El fracaso de una mediación ensayada
no ha ayudado a consolidar vínculos precisamente. Y, finalmente, el mundo
colegial no puede dejar de sentir precaución ante el posible deterioro de sus
instituciones, al someterlas a este tipo de “stress test” de imposible
resolución feliz.
Pero también puede estar confundida por el apoyo entusiasta
de gentes diversas: del precariado médico, sensibilizado contra el
establishment profesional; del mundo sanitario que simpatiza con los débiles y abomina
del gerencialismo inclemente; de un colectivo que de forma conspicua busca en
cualquier problema colegial un argumento adicional para proclamar la necesidad
de acabar con la colegiación obligatoria; y, finalmente, de un amplio colectivo
político y social que desde la cultura del activismo social y profesional se
adhiere a causas en función de la identificación con el más débil o con menos
poder.
Hay que recordar que la cultura del activismo social y
sanitario es importante; permite incluso detener decisiones muy lesivas (marea
blanca contra las privatizaciones de Madrid); pero su formato “adversarial” no permite
formular en positivo los cambios necesarios, ni puede ser alternativa al
trabajo de construcción y reforma de las instituciones y organizaciones.
Bien; este es el tamaño del problema; ¿coincide con el tamaño
de la solución?: la inmolación en una gran batalla final es sólo un espejismo;
al final todos salen perdiendo. Para mí está claro que tocaría de forma
inmediata hacer una mediación (una segunda, o una tercera si fuera necesario) y
encontrar una fórmula que permitiera restaurar la relación y sacar el conflicto
de la vía (o vías) disciplinarias.
Además, creo que deberíamos reflexionar sobre la pertinencia
de lo deontológico para juzgar problemas que se dan en contextos organizativos públicos
(donde la autoridad administrativa tiene un poder dominante); porque además, lo
deontológico y lo administrativo configuran universos desacoplados, como
demuestra que una decisión de suspensión de colegiación tenga un controvertido
o nulo efecto en la relación de empleo con centros del Sistema Nacional de
Salud.
Junto a esto, se trataría de buscar alternativas “preventivas”
a los conflictos; por ejemplo, que ante situaciones de gran tensión
organizativa, un colegiado pueda solicitar la mediación de su colegio para
interceder ante las autoridades gerenciales o clínicas a efectos de evaluar
posibles situaciones injustas o inaceptables.

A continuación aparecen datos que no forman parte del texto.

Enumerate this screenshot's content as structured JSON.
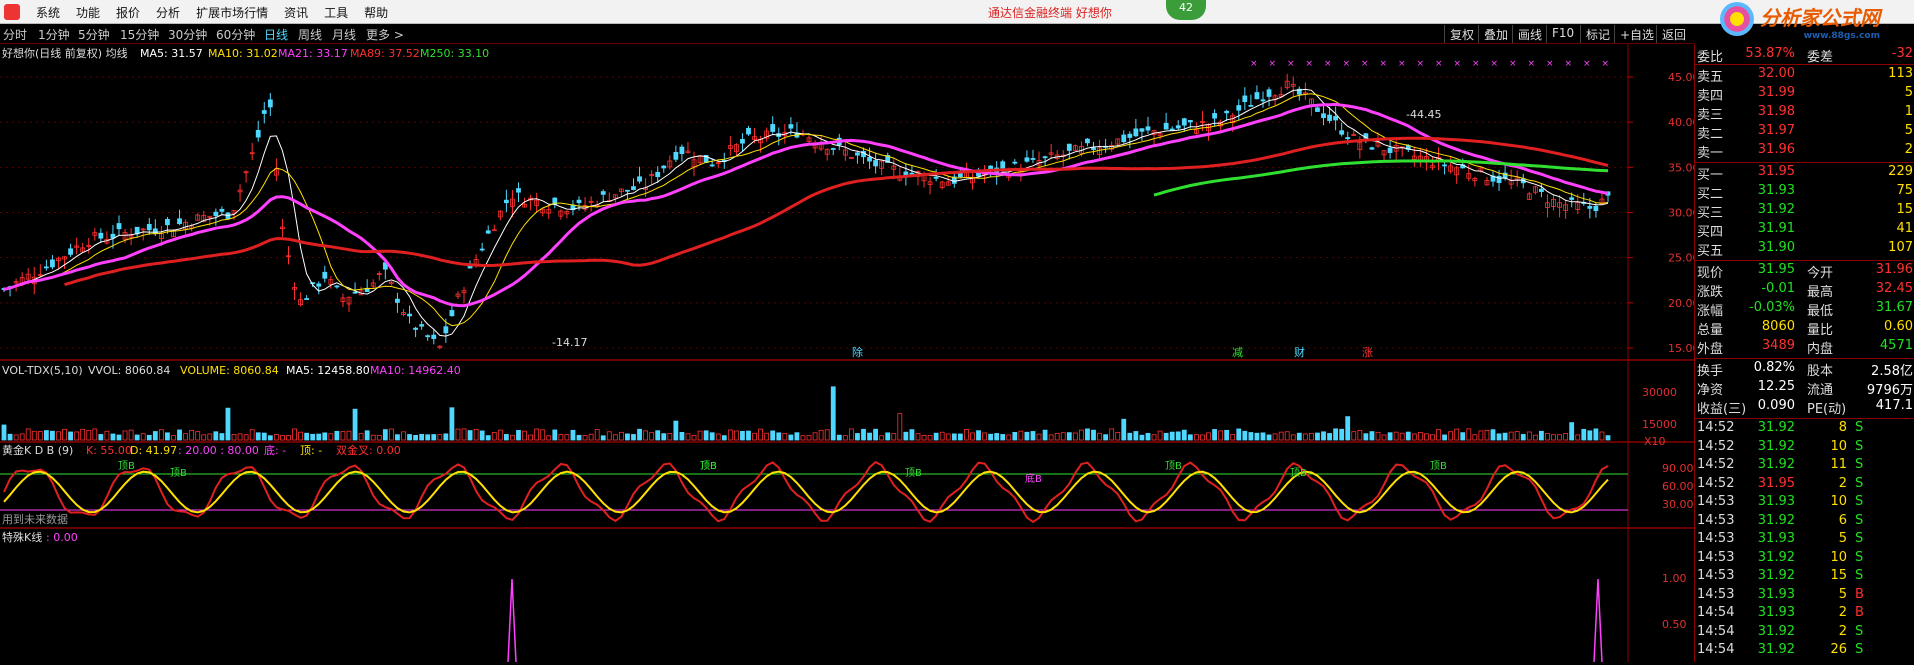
{
  "menubar": {
    "items": [
      "系统",
      "功能",
      "报价",
      "分析",
      "扩展市场行情",
      "资讯",
      "工具",
      "帮助"
    ],
    "notice": "通达信金融终端   好想你",
    "badge": "42",
    "brand": "分析家公式网",
    "brand_url": "www.88gs.com"
  },
  "timeframes": [
    "分时",
    "1分钟",
    "5分钟",
    "15分钟",
    "30分钟",
    "60分钟",
    "日线",
    "周线",
    "月线",
    "更多 >"
  ],
  "active_timeframe": "日线",
  "right_buttons": [
    "复权",
    "叠加",
    "画线",
    "F10",
    "标记",
    "+自选",
    "返回"
  ],
  "main_header": {
    "title": "好想你(日线 前复权) 均线",
    "ma5": "MA5: 31.57",
    "ma10": "MA10: 31.02",
    "ma21": "MA21: 33.17",
    "ma89": "MA89: 37.52",
    "ma250": "M250: 33.10"
  },
  "price_axis": [
    "45.00",
    "40.00",
    "35.00",
    "30.00",
    "25.00",
    "20.00",
    "15.00"
  ],
  "price_labels": {
    "high": "44.45",
    "low": "14.17"
  },
  "event_markers": [
    "除",
    "减",
    "财",
    "涨"
  ],
  "volume_header": {
    "title": "VOL-TDX(5,10)",
    "vvol": "VVOL: 8060.84",
    "volume": "VOLUME: 8060.84",
    "ma5": "MA5: 12458.80",
    "ma10": "MA10: 14962.40"
  },
  "volume_axis": [
    "30000",
    "15000",
    "X10"
  ],
  "kdj_header": {
    "title": "黄金K D B (9)",
    "k": "K: 55.00",
    "d": "D: 41.97",
    "levels": ": 20.00 : 80.00",
    "bottom": "底: -",
    "top": "顶: -",
    "cross": "双金叉: 0.00"
  },
  "kdj_axis": [
    "90.00",
    "60.00",
    "30.00"
  ],
  "kdj_labels": [
    "顶B",
    "顶B",
    "顶B",
    "顶B",
    "顶B",
    "顶B",
    "顶B",
    "底B",
    "顶B"
  ],
  "kdj_note": "用到未来数据",
  "special_header": {
    "title": "特殊K线",
    "value": ": 0.00"
  },
  "special_axis": [
    "1.00",
    "0.50"
  ],
  "quote": {
    "weibi": {
      "label": "委比",
      "value": "53.87%",
      "label2": "委差",
      "value2": "-32"
    },
    "asks": [
      {
        "l": "卖五",
        "p": "32.00",
        "v": "113"
      },
      {
        "l": "卖四",
        "p": "31.99",
        "v": "5"
      },
      {
        "l": "卖三",
        "p": "31.98",
        "v": "1"
      },
      {
        "l": "卖二",
        "p": "31.97",
        "v": "5"
      },
      {
        "l": "卖一",
        "p": "31.96",
        "v": "2"
      }
    ],
    "bids": [
      {
        "l": "买一",
        "p": "31.95",
        "v": "229"
      },
      {
        "l": "买二",
        "p": "31.93",
        "v": "75"
      },
      {
        "l": "买三",
        "p": "31.92",
        "v": "15"
      },
      {
        "l": "买四",
        "p": "31.91",
        "v": "41"
      },
      {
        "l": "买五",
        "p": "31.90",
        "v": "107"
      }
    ],
    "stats": [
      {
        "l1": "现价",
        "v1": "31.95",
        "l2": "今开",
        "v2": "31.96"
      },
      {
        "l1": "涨跌",
        "v1": "-0.01",
        "l2": "最高",
        "v2": "32.45"
      },
      {
        "l1": "涨幅",
        "v1": "-0.03%",
        "l2": "最低",
        "v2": "31.67"
      },
      {
        "l1": "总量",
        "v1": "8060",
        "l2": "量比",
        "v2": "0.60"
      },
      {
        "l1": "外盘",
        "v1": "3489",
        "l2": "内盘",
        "v2": "4571"
      }
    ],
    "fund": [
      {
        "l1": "换手",
        "v1": "0.82%",
        "l2": "股本",
        "v2": "2.58亿"
      },
      {
        "l1": "净资",
        "v1": "12.25",
        "l2": "流通",
        "v2": "9796万"
      },
      {
        "l1": "收益(三)",
        "v1": "0.090",
        "l2": "PE(动)",
        "v2": "417.1"
      }
    ],
    "ticks": [
      {
        "t": "14:52",
        "p": "31.92",
        "v": "8",
        "s": "S"
      },
      {
        "t": "14:52",
        "p": "31.92",
        "v": "10",
        "s": "S"
      },
      {
        "t": "14:52",
        "p": "31.92",
        "v": "11",
        "s": "S"
      },
      {
        "t": "14:52",
        "p": "31.95",
        "v": "2",
        "s": "S"
      },
      {
        "t": "14:53",
        "p": "31.93",
        "v": "10",
        "s": "S"
      },
      {
        "t": "14:53",
        "p": "31.92",
        "v": "6",
        "s": "S"
      },
      {
        "t": "14:53",
        "p": "31.93",
        "v": "5",
        "s": "S"
      },
      {
        "t": "14:53",
        "p": "31.92",
        "v": "10",
        "s": "S"
      },
      {
        "t": "14:53",
        "p": "31.92",
        "v": "15",
        "s": "S"
      },
      {
        "t": "14:53",
        "p": "31.93",
        "v": "5",
        "s": "B"
      },
      {
        "t": "14:54",
        "p": "31.93",
        "v": "2",
        "s": "B"
      },
      {
        "t": "14:54",
        "p": "31.92",
        "v": "2",
        "s": "S"
      },
      {
        "t": "14:54",
        "p": "31.92",
        "v": "26",
        "s": "S"
      }
    ]
  },
  "colors": {
    "up": "#ff3030",
    "down": "#4fd8ff",
    "ma5": "#ffffff",
    "ma10": "#ffe000",
    "ma21": "#ff40ff",
    "ma89": "#e02020",
    "ma250": "#30e030",
    "grid": "#8b0000"
  }
}
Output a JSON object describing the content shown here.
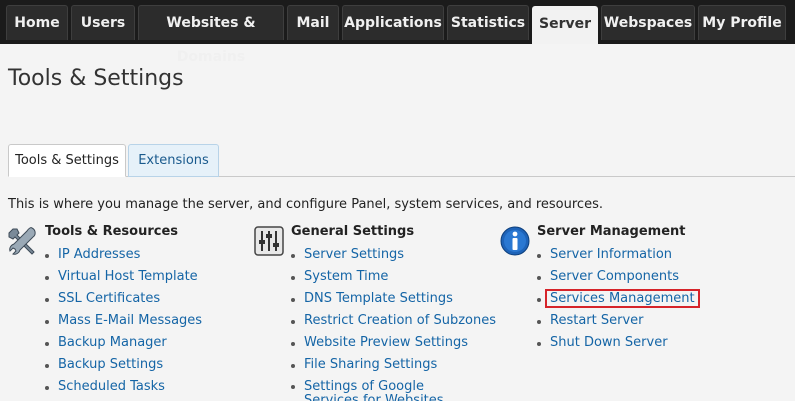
{
  "nav": {
    "tabs": [
      {
        "label": "Home"
      },
      {
        "label": "Users"
      },
      {
        "label": "Websites & Domains"
      },
      {
        "label": "Mail"
      },
      {
        "label": "Applications"
      },
      {
        "label": "Statistics"
      },
      {
        "label": "Server"
      },
      {
        "label": "Webspaces"
      },
      {
        "label": "My Profile"
      }
    ],
    "active": "Server"
  },
  "page": {
    "title": "Tools & Settings",
    "intro": "This is where you manage the server, and configure Panel, system services, and resources."
  },
  "subtabs": [
    {
      "label": "Tools & Settings"
    },
    {
      "label": "Extensions"
    }
  ],
  "columns": [
    {
      "title": "Tools & Resources",
      "icon": "tools-icon",
      "items": [
        "IP Addresses",
        "Virtual Host Template",
        "SSL Certificates",
        "Mass E-Mail Messages",
        "Backup Manager",
        "Backup Settings",
        "Scheduled Tasks"
      ]
    },
    {
      "title": "General Settings",
      "icon": "sliders-icon",
      "items": [
        "Server Settings",
        "System Time",
        "DNS Template Settings",
        "Restrict Creation of Subzones",
        "Website Preview Settings",
        "File Sharing Settings",
        "Settings of Google Services for Websites"
      ]
    },
    {
      "title": "Server Management",
      "icon": "info-icon",
      "items": [
        "Server Information",
        "Server Components",
        "Services Management",
        "Restart Server",
        "Shut Down Server"
      ]
    }
  ],
  "colors": {
    "link": "#1565a6",
    "highlight": "#d6242a",
    "topbar": "#1b1b1b"
  }
}
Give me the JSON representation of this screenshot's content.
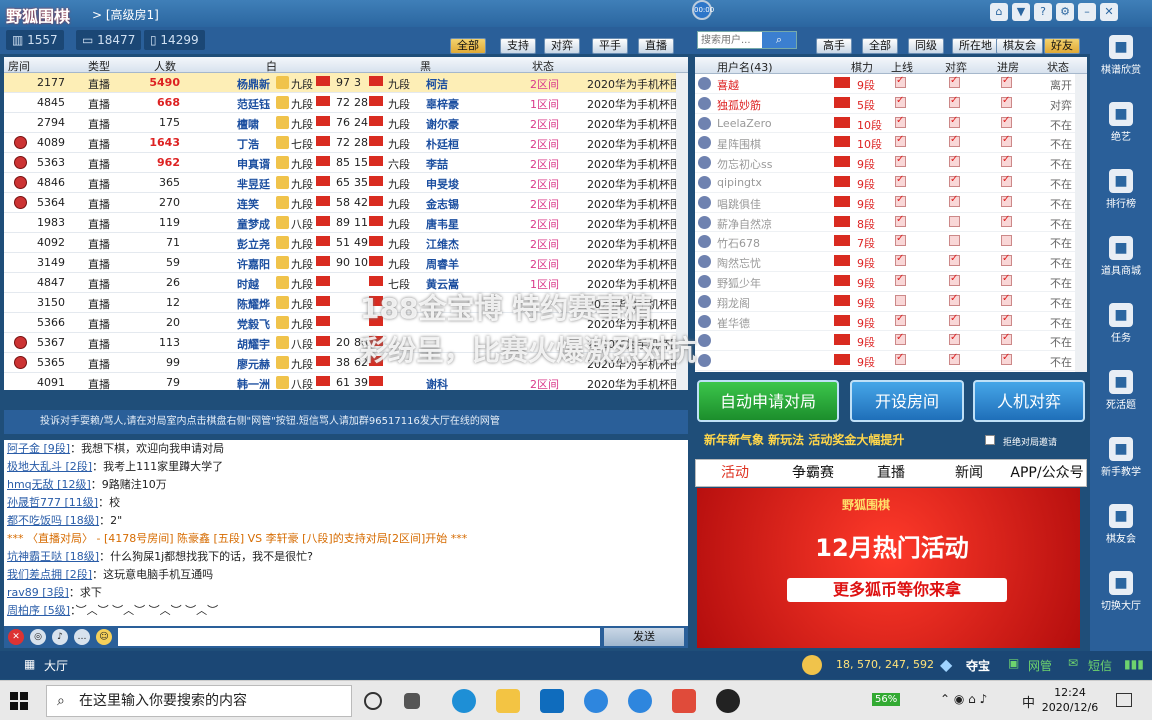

Y, por supuesto, en un plano más general habría que afrontar los problemas de base que añaden presión al sistema público de salud: recursos económicos, humanos, organizativos y de gobierno... sin ellos, cualquier gestor general o clínico se encuentra ante el antipático reto de tener que internalizar las restricciones y actuar como si fuera él el propio racionador ante sus compañeros.
¿Podremos sacar algo positivo de todo esto? Lo dudo mucho;
pero al menos habría que minimizar daños y evitar tanto las sanciones como la
deslegitimación de personas e instituciones.